We can only win transformative change like the Green New Deal or new worker-to-owner relationship regimes through levels of worker organization which currently don’t exist in these sectors. Even as we help workers at individual companies gain collective bargaining rights, we also need industry-wide organizing along the lines of the approaches of independent worker organizations like United for Respect, the Freelancers Union, Restaurant Opportunity Center (ROC), Coalition of Immokalee Workers, Warehouse Worker Resource Center, Workers Defense Project, National Domestic Workers Alliance (NDWA), and Gig Workers Rising.
In particular, we are building on the online-to-offline organizing tactics of the United for Respect and Gig Workers Rising campaigns. Online strategies are essential in building industry-wide organization without a large number of staff organizers — and they are particularly important in the time of COVID. The impact of the pandemic has already led us to pivot from a plan that prioritized organizing on the ground in Virginia to one more focused on online organizing. Of course, it remains essential to continue to find ways to organize workers face-to-face, whether through socially distant gatherings, car protests, or other means.

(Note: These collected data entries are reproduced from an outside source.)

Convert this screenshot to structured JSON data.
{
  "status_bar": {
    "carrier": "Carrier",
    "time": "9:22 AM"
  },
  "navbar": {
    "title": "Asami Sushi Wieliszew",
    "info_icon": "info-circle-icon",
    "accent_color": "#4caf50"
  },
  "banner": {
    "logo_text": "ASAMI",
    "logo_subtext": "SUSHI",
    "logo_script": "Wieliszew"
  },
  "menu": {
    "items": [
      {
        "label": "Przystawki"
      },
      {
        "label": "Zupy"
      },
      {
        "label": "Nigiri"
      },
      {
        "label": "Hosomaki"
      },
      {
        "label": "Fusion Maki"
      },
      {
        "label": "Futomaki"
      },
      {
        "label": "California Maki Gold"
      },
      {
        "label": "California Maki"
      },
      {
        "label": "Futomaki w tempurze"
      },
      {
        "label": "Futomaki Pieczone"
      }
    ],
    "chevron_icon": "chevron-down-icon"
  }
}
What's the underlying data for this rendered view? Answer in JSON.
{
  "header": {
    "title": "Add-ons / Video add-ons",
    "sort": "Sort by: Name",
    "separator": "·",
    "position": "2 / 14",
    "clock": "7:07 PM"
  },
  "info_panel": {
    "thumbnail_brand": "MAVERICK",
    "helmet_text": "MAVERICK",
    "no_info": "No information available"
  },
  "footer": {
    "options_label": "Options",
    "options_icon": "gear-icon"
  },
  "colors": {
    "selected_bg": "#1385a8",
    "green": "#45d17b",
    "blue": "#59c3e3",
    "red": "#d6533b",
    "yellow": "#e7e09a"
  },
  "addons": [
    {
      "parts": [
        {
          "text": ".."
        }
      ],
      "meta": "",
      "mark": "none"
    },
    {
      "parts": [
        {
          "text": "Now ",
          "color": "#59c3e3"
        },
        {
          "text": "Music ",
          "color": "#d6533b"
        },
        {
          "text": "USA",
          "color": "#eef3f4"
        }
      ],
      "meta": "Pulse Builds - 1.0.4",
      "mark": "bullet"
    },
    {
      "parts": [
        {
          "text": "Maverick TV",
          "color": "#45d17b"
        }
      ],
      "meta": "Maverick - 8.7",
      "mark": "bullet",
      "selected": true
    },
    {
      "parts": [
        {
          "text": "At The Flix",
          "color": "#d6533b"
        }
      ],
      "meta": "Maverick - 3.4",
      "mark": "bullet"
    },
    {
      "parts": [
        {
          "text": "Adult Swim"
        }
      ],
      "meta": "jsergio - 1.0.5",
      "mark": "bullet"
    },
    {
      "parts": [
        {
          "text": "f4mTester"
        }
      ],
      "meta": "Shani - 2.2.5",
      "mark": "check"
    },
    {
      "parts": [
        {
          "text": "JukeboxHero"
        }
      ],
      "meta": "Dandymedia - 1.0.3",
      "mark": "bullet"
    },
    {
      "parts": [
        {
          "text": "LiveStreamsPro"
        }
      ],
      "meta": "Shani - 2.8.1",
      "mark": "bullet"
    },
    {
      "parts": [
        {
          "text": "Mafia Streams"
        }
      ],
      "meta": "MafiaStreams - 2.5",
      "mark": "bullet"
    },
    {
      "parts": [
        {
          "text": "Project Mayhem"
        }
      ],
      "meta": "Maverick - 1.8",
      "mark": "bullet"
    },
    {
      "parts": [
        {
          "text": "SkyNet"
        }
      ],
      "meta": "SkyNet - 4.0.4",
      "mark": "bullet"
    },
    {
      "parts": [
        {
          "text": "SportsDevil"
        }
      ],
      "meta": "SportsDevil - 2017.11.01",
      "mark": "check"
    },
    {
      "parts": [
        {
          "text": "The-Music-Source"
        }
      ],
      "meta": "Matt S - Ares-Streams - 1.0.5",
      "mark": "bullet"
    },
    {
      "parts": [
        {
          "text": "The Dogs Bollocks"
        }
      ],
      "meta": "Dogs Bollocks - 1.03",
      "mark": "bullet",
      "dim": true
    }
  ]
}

The economic crisis unleashed by the pandemic along with the renewed focus on racial inequality stemming from the Black Lives Matter protests have pushed us to recalibrate our initial work plan. Instead of targeting only current workers in the green sector, we are broadening our focus to the potential green workers of the future: those who would benefit from access to good jobs in this field. And instead of focusing primarily on Virginia, we are looking nationally. In this moment of crisis, we are reimagining what is possible and deciding to go big with this effort. We will use social media targeting to connect with this workforce. We will mobilize people to take action online around bold green stimulus plans at both the state and federal level. We will build a core of leaders who can organize others. And, as we build critical mass in certain areas, we will move members to action in the field.
We don’t have all the answers, but we know that it is time to experiment with new models to build worker power and put an end to corporate elites playing jobs against the environment. And we know that building organization among workers in the renewable energy sector is vitally important for political change. Organized workers can help us win transformative policies like the Green New Deal. They can help win support for a bold, progressive agenda among the vast majority of green workers who are not part of the traditional labor movement. And they can help us forge a path forward towards a new green economy with racial and economic justice at its very center.